Лили несколько раз каталась на «багги» с Пьером в этой самой «коляске», и в ее глазах это было очень великолепное приобретение. Когда он сказал ей, что она будет принадлежать ей, она ахнула. Такие подарки были неизвестны на плантации. Но Лили была «воспитанным» членом хорошего общества, пусть ее круг и был мал, и она не собиралась смущаться от любого комплимента, который мужчина мог ей сделать. Она просто обмахивалась своим веером из перьев, может быть, немного взволнованно, когда сказала: «Вы, должно быть, шутите, мистер Пьер. Вы, безусловно, шутите». Но мистер Пьер не шутил. Он никогда в жизни не был более серьезен, и он сказал ей об этом, и неизвестно, что еще он бы ей сказал, если бы мистер Пит Питерс не подошел к навесу, чтобы остыть примерно в это время, и так как он почти задел ее плечо, Лили ничего не оставалось, как обратиться к нему с замечанием, а потом, конечно, он остановился и немного поболтал; и после того, что показалось разумным промежутком времени, достаточно долгим, чтобы не показалось, что она слишком этим воодушевлена, она заметила: «А, кстати, мистер Питерс, я должна рассказать вам, какой прекрасный рождественский подарок я только что получила из рук мистера Пьера. Он только что подарил мне свою коляску с желтыми колесами, и я, конечно, горжусь ею». Затем, повернувшись к Пьеру, она добавила: «Вы, безусловно, очень щедрый джентльмен, мистер Пьер — вы, безусловно, такой».
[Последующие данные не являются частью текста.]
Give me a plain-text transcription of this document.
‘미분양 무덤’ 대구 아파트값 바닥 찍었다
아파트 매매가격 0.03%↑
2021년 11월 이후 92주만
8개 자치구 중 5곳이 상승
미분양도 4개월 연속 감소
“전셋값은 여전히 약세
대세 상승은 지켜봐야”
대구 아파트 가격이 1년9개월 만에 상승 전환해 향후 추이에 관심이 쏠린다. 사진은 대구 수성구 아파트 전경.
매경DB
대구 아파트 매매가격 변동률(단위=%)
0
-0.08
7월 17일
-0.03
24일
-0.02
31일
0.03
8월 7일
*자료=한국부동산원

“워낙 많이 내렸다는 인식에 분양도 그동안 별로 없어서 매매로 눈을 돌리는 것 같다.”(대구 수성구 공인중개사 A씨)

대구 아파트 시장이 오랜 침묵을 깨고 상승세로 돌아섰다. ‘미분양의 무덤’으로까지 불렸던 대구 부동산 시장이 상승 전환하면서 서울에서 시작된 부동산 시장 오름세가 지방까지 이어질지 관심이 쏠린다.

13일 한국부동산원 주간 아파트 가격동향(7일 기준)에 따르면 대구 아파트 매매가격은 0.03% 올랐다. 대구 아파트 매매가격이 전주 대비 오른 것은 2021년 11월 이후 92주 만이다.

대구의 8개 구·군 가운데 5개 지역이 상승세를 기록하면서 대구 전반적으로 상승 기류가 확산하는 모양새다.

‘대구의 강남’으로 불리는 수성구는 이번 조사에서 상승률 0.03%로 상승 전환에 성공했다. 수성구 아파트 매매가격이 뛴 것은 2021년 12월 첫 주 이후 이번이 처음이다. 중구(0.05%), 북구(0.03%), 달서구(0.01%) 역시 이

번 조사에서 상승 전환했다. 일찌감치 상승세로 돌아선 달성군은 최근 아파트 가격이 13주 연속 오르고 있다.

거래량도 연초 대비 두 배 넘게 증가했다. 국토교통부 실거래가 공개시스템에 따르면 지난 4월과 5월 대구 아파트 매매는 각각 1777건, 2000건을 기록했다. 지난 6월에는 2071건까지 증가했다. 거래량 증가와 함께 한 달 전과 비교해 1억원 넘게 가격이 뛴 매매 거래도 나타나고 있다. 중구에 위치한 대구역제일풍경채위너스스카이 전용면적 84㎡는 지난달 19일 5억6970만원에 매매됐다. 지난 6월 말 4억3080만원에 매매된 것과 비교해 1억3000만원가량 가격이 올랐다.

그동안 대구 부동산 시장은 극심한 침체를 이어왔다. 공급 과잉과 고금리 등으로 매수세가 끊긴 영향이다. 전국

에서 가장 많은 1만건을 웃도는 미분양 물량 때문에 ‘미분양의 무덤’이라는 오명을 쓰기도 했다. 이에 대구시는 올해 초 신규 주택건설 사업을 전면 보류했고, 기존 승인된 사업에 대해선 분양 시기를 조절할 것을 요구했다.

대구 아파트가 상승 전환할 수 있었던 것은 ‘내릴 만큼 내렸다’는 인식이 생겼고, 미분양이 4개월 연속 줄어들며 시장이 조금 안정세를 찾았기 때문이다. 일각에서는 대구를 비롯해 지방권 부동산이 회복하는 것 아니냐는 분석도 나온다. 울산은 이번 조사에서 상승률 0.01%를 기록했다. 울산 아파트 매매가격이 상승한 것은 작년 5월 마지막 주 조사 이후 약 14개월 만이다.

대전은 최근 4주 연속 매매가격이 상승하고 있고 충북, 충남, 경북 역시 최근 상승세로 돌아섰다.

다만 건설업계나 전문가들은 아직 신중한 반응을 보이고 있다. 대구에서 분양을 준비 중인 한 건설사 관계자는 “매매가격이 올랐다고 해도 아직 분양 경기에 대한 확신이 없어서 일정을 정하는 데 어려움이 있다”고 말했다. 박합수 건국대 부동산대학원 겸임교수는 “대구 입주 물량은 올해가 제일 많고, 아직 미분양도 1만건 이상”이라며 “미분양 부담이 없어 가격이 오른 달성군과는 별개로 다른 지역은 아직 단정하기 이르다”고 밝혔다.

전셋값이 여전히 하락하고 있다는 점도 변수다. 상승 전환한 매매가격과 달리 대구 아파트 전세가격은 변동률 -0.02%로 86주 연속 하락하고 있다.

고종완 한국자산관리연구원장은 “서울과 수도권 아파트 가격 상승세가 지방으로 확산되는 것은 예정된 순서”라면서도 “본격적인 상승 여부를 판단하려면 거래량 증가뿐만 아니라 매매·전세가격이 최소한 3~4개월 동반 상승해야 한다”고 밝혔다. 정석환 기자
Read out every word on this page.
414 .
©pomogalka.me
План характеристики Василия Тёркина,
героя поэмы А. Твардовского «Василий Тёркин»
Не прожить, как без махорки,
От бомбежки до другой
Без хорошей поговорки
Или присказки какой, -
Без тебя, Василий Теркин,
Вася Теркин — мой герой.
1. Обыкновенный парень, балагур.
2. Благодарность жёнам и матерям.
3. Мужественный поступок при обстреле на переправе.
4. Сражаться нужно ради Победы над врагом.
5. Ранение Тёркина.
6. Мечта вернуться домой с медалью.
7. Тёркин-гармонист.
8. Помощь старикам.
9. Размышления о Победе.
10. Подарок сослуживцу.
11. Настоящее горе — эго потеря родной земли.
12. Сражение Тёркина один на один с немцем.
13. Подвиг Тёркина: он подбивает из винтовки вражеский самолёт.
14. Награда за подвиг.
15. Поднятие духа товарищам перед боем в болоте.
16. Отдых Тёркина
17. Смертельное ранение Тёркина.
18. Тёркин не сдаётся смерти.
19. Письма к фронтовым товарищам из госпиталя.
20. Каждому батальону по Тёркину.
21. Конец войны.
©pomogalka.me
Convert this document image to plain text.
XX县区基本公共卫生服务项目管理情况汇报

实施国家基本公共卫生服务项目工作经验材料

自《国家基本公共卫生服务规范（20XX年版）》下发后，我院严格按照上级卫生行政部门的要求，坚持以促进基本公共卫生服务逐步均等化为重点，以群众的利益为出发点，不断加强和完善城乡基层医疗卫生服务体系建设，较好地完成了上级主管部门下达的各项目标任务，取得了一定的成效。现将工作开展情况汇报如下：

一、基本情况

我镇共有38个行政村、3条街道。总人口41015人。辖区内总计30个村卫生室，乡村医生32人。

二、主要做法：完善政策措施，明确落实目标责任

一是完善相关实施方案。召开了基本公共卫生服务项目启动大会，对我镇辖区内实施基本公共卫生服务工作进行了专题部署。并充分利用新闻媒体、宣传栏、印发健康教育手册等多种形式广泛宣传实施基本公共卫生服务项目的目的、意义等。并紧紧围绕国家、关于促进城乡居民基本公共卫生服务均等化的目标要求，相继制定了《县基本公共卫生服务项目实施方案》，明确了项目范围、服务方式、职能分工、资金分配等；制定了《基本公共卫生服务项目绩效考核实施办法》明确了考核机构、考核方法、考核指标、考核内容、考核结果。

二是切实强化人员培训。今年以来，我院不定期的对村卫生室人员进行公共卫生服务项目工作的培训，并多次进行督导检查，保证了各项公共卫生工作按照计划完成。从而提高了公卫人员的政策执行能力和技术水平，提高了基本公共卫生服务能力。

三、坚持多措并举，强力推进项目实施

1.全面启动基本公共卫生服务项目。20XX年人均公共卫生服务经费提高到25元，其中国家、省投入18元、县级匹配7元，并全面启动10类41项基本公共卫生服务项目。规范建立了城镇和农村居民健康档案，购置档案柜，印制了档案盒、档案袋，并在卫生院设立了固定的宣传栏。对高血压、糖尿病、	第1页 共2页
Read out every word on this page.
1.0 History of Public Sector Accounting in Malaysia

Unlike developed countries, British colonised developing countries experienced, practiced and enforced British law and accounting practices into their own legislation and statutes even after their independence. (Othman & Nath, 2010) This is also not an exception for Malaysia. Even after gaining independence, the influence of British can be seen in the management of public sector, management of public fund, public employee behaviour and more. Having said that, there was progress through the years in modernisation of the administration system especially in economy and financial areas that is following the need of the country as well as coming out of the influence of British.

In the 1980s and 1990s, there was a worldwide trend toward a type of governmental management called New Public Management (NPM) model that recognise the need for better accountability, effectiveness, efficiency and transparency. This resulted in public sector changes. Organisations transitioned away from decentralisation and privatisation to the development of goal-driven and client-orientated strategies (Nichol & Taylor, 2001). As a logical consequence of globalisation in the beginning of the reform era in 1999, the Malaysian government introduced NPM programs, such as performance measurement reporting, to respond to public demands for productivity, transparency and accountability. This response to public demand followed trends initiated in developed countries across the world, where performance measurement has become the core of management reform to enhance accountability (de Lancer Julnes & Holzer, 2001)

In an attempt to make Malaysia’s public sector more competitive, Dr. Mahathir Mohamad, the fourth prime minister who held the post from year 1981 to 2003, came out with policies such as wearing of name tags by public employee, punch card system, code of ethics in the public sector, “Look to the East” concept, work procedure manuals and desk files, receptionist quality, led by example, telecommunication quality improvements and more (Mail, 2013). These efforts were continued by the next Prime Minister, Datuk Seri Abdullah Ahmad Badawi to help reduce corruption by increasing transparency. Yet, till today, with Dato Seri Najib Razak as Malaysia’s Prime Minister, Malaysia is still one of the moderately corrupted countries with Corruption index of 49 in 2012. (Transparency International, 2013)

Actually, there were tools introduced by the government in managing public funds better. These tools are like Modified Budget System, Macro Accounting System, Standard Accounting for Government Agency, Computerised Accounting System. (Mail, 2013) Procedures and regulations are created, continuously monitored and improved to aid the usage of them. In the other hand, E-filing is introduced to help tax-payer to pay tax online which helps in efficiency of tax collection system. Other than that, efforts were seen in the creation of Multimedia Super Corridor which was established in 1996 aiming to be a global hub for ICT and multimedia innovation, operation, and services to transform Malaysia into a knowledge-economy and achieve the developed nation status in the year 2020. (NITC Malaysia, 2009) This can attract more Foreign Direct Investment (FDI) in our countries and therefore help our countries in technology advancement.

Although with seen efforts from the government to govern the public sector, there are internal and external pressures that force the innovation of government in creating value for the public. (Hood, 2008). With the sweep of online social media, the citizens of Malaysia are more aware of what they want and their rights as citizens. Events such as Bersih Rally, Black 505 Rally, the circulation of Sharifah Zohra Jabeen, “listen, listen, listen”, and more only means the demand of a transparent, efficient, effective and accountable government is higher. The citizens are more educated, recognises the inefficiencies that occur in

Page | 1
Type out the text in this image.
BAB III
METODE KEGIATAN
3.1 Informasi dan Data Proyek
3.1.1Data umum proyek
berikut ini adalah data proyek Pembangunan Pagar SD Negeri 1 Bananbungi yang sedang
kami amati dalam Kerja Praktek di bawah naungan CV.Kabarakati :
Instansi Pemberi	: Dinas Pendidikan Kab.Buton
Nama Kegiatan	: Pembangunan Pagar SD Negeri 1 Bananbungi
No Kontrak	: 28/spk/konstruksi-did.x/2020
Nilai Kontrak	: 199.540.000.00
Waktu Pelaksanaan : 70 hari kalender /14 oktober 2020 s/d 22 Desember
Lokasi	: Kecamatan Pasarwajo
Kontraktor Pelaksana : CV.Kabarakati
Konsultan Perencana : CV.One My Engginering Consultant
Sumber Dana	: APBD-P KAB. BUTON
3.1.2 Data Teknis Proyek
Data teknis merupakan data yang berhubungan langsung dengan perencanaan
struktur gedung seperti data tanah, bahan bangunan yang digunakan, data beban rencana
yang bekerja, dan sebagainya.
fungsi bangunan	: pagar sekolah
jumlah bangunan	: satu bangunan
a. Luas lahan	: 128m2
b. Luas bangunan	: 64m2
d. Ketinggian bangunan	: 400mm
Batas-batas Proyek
Питерс бросил на Лили один удивленный взгляд, но мгновенно понял по ее простодушному виду, что за подарком коляски ничего не стоит — то есть, что для нее это был просто рождественский подарок. Пьер не предлагал себя вместе с подарком. И если это так, ну что ж... он решил, что может сравниться с ним.

Он протянул руку и взял веер Лили из ее рук. Он поспешил сделать это, чтобы Пьер не взял его. Затем, обмахивая ее, он сказал: «Это правда, мисс Лили, что мистер Пьер подарил вам коляску? Это, безусловно, прекрасный рождественский подарок — это точно. И раз уж вы оказались обладательницей коляски, я надеюсь, вы позволите мне удовольствие подарить вам лошадь, чтобы запрячь ее в эту коляску». Он сделал изящный поклон, когда говорил, поклон, который сделал бы честь человеку из Нового Орлеана. Это было сделано настолько хорошо, что Лили бессознательно поклонилась в ответ, сказав с взглядом, в котором чувствовалась легкая лукавость: «О, перестаньте, мистер Питерс! Вы просто подшучиваете надо мной — вот что вы делаете».

«Никаких шуток, — сказал Питерс, широко ухмыляясь, когда заметил выражение лица Пьера. — Если вы окажете мне честь принять мою лошадь, мисс Лили, я буду самым гордым джентльменом на этой плантации».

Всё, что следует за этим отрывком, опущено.